Comment Re:Federal Overreach (Score 1) 156

Profound analysis. By your logic, why don't we just give up on anything requiring centralized government then?

Exactly. Outside of keeping the states working together collaboratively, and providing national defense, there really isn't much that the Federal Government should be doing.

That is why the original Articles of Confederation were so weak - too weak to even enforce getting funding from the States; the US Constitution that replaced it was made stronger primarily to ensure the Federal Government was able to collect funding from the States and do a little more, but the intent of the Federal Government was still basically the same - to help smooth over relations between the States by managing the inter-state relationships, and provide a uniform defense for all States against foreign (not domestic) enemies. (Domestic enemies were left for the States to manage.)

Submission + - Native Netflix support is coming to Linux, for real (themukt.com)

sfcrazy writes: Native support for Netflix is coming to Linux, thanks to their move from Sliverlight to HTML5, Mozilla and Google Chrome. Paul Adolph from Netflix proposed a solution to Ubuntu developers: "Netflix will play with Chrome stable in 14.02 if NSS version 3.16.2 or greater is installed. If this version is generally installed across 14.02, Netflix would be able to make a change so users would no longer have to hack their User-Agent to play."

The ball is now in the court of Canonical developers.

Comment Re:Simple set of pipelined utilties! (Score 1) 385

If you really buy that principle and want to enforce it religiously, then please never use a web browser again (even Lynx!), not to mention any other complex program that isn't formed from a bunch of small "do one thing well!" utilities that are executed in a pipeline.

If web browsers and other modern programs do not follow the "many small tools doing 1 thing well" model, that's only due to programmer mediocrity and market pressure.

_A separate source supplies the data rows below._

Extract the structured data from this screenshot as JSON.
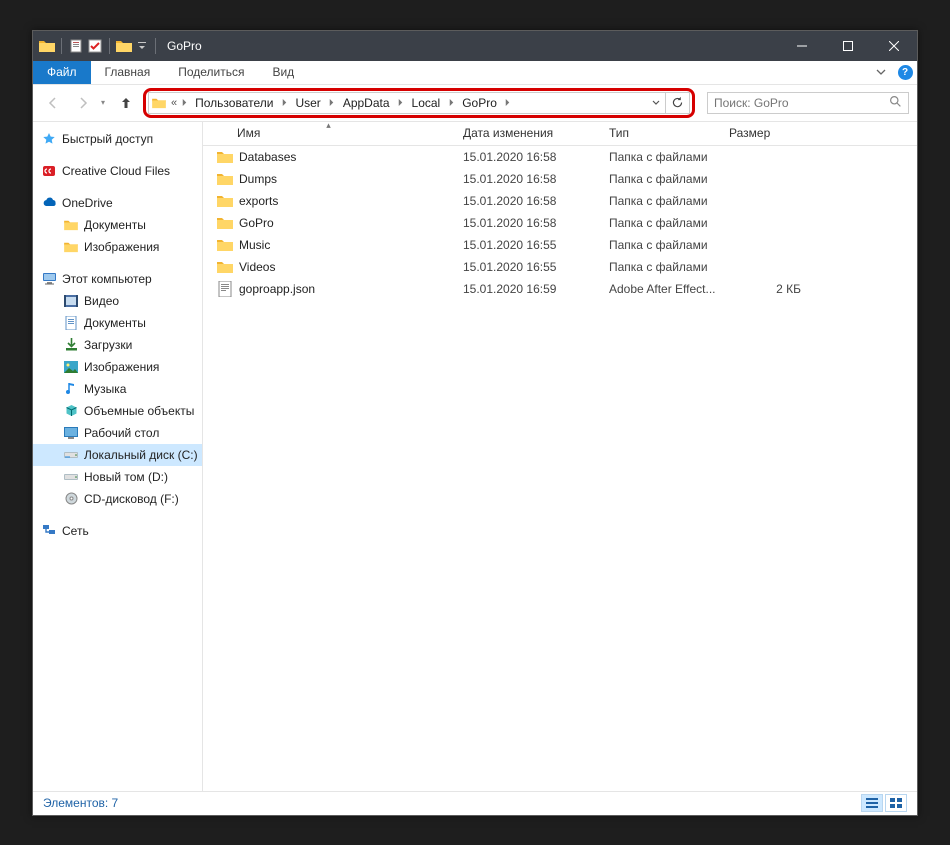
{
  "window": {
    "title": "GoPro"
  },
  "ribbon": {
    "file": "Файл",
    "home": "Главная",
    "share": "Поделиться",
    "view": "Вид"
  },
  "breadcrumbs": [
    "Пользователи",
    "User",
    "AppData",
    "Local",
    "GoPro"
  ],
  "search": {
    "placeholder": "Поиск: GoPro"
  },
  "columns": {
    "name": "Имя",
    "date": "Дата изменения",
    "type": "Тип",
    "size": "Размер"
  },
  "sidebar": {
    "quick": "Быстрый доступ",
    "ccf": "Creative Cloud Files",
    "onedrive": "OneDrive",
    "od_docs": "Документы",
    "od_pics": "Изображения",
    "pc": "Этот компьютер",
    "pc_video": "Видео",
    "pc_docs": "Документы",
    "pc_dl": "Загрузки",
    "pc_pics": "Изображения",
    "pc_music": "Музыка",
    "pc_3d": "Объемные объекты",
    "pc_desk": "Рабочий стол",
    "pc_c": "Локальный диск (C:)",
    "pc_d": "Новый том (D:)",
    "pc_cd": "CD-дисковод (F:)",
    "net": "Сеть"
  },
  "rows": [
    {
      "icon": "folder",
      "name": "Databases",
      "date": "15.01.2020 16:58",
      "type": "Папка с файлами",
      "size": ""
    },
    {
      "icon": "folder",
      "name": "Dumps",
      "date": "15.01.2020 16:58",
      "type": "Папка с файлами",
      "size": ""
    },
    {
      "icon": "folder",
      "name": "exports",
      "date": "15.01.2020 16:58",
      "type": "Папка с файлами",
      "size": ""
    },
    {
      "icon": "folder",
      "name": "GoPro",
      "date": "15.01.2020 16:58",
      "type": "Папка с файлами",
      "size": ""
    },
    {
      "icon": "folder",
      "name": "Music",
      "date": "15.01.2020 16:55",
      "type": "Папка с файлами",
      "size": ""
    },
    {
      "icon": "folder",
      "name": "Videos",
      "date": "15.01.2020 16:55",
      "type": "Папка с файлами",
      "size": ""
    },
    {
      "icon": "json",
      "name": "goproapp.json",
      "date": "15.01.2020 16:59",
      "type": "Adobe After Effect...",
      "size": "2 КБ"
    }
  ],
  "status": {
    "items_label": "Элементов: 7"
  }
}
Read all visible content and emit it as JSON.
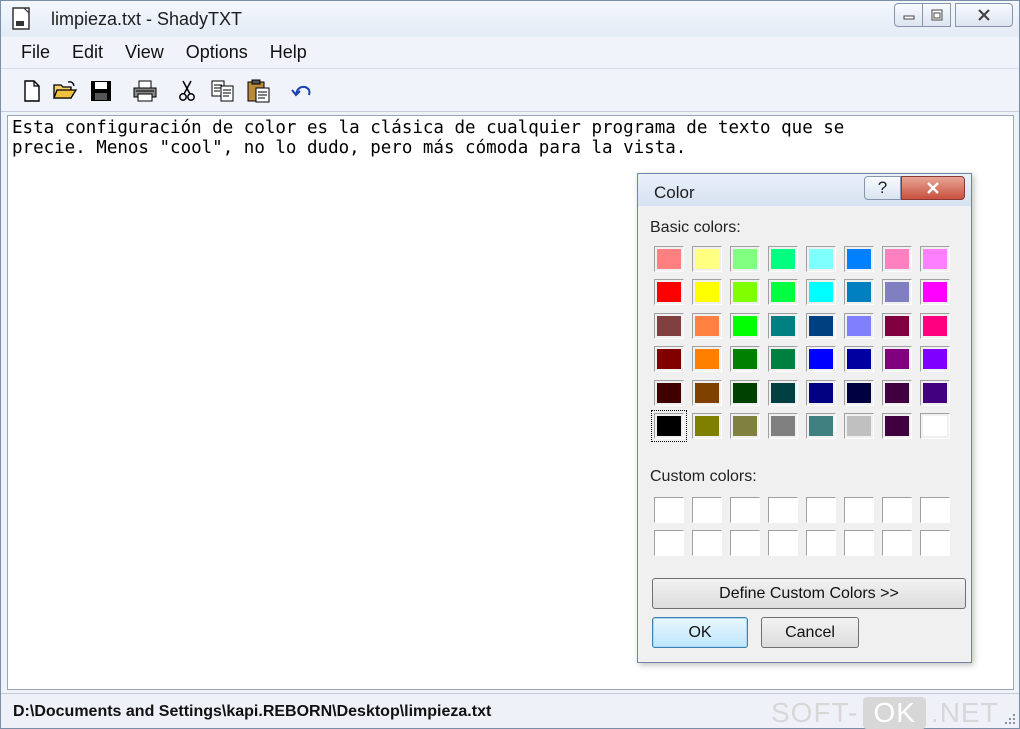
{
  "window": {
    "title": "limpieza.txt - ShadyTXT"
  },
  "menu": [
    {
      "label": "File"
    },
    {
      "label": "Edit"
    },
    {
      "label": "View"
    },
    {
      "label": "Options"
    },
    {
      "label": "Help"
    }
  ],
  "toolbar": {
    "icons": [
      "new-file-icon",
      "open-folder-icon",
      "save-disk-icon",
      "print-icon",
      "cut-icon",
      "copy-icon",
      "paste-icon",
      "undo-icon"
    ]
  },
  "editor": {
    "text": "Esta configuración de color es la clásica de cualquier programa de texto que se\nprecie. Menos \"cool\", no lo dudo, pero más cómoda para la vista.",
    "background": "#ffffff",
    "text_color": "#000000"
  },
  "statusbar": {
    "path": "D:\\Documents and Settings\\kapi.REBORN\\Desktop\\limpieza.txt"
  },
  "watermark": {
    "left": "SOFT-",
    "box": "OK",
    "right": ".NET"
  },
  "color_dialog": {
    "title": "Color",
    "help_label": "?",
    "basic_colors_label": "Basic colors:",
    "custom_colors_label": "Custom colors:",
    "basic_colors": [
      [
        "#ff8080",
        "#ffff80",
        "#80ff80",
        "#00ff80",
        "#80ffff",
        "#0080ff",
        "#ff80c0",
        "#ff80ff"
      ],
      [
        "#ff0000",
        "#ffff00",
        "#80ff00",
        "#00ff40",
        "#00ffff",
        "#0080c0",
        "#8080c0",
        "#ff00ff"
      ],
      [
        "#804040",
        "#ff8040",
        "#00ff00",
        "#008080",
        "#004080",
        "#8080ff",
        "#800040",
        "#ff0080"
      ],
      [
        "#800000",
        "#ff8000",
        "#008000",
        "#008040",
        "#0000ff",
        "#0000a0",
        "#800080",
        "#8000ff"
      ],
      [
        "#400000",
        "#804000",
        "#004000",
        "#004040",
        "#000080",
        "#000040",
        "#400040",
        "#400080"
      ],
      [
        "#000000",
        "#808000",
        "#808040",
        "#808080",
        "#408080",
        "#c0c0c0",
        "#400040",
        "#ffffff"
      ]
    ],
    "selected_color": "#000000",
    "custom_colors": [
      [
        "#ffffff",
        "#ffffff",
        "#ffffff",
        "#ffffff",
        "#ffffff",
        "#ffffff",
        "#ffffff",
        "#ffffff"
      ],
      [
        "#ffffff",
        "#ffffff",
        "#ffffff",
        "#ffffff",
        "#ffffff",
        "#ffffff",
        "#ffffff",
        "#ffffff"
      ]
    ],
    "define_custom_label": "Define Custom Colors >>",
    "ok_label": "OK",
    "cancel_label": "Cancel"
  }
}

Not quite. There are a number of reasons why one would build a binary that doesn't have any shared libraries:

  • You want to control the dependencies of the software on the target system
  • You want to have the installed software be minimally impacting the target system
  • You are targetting a portion of the system that is loaded before the libraries are available
  • and more...

Technically, any program under /bin and /sbin are suppose to be fully self-contained binaries - e.g. no external library dependencies; if they must, then those can only be under /lib, but it has to be a minimal set. That was deu to / being the only file system mounted for certain scenarios, e.g boot time before the other volumes are mounted, or in recovery mode when other volumes have not yet been mounted.

Further, any file that goes into an initrd image has the same set of requirements - in that case initrd is extracted to a RAM-based file system (f.e tempfs) so it's only what you put in.

This is yet another area that systemd is breaking - because they're pushing for everything to be /usr and removing /sbin, /bin, etc claiming those are "not useful any more". The devs need to get exposed to some real embedded development environments where the reality is that those things are still extremely useful.

Comment This is fine for stored data after the fact ... (Score 1) 504

... but I wouldn't be surprised if you start seeing requests for courts to order phone/internet providers and/or Apple to install trojans and/or man-in-the-middle-enabling SSL certificates on suspects' phones.

Then again, I wouldn't be surprised to find out 5 years from now in a leak or declassified-in-2019 document that this is already routine practice in 2014.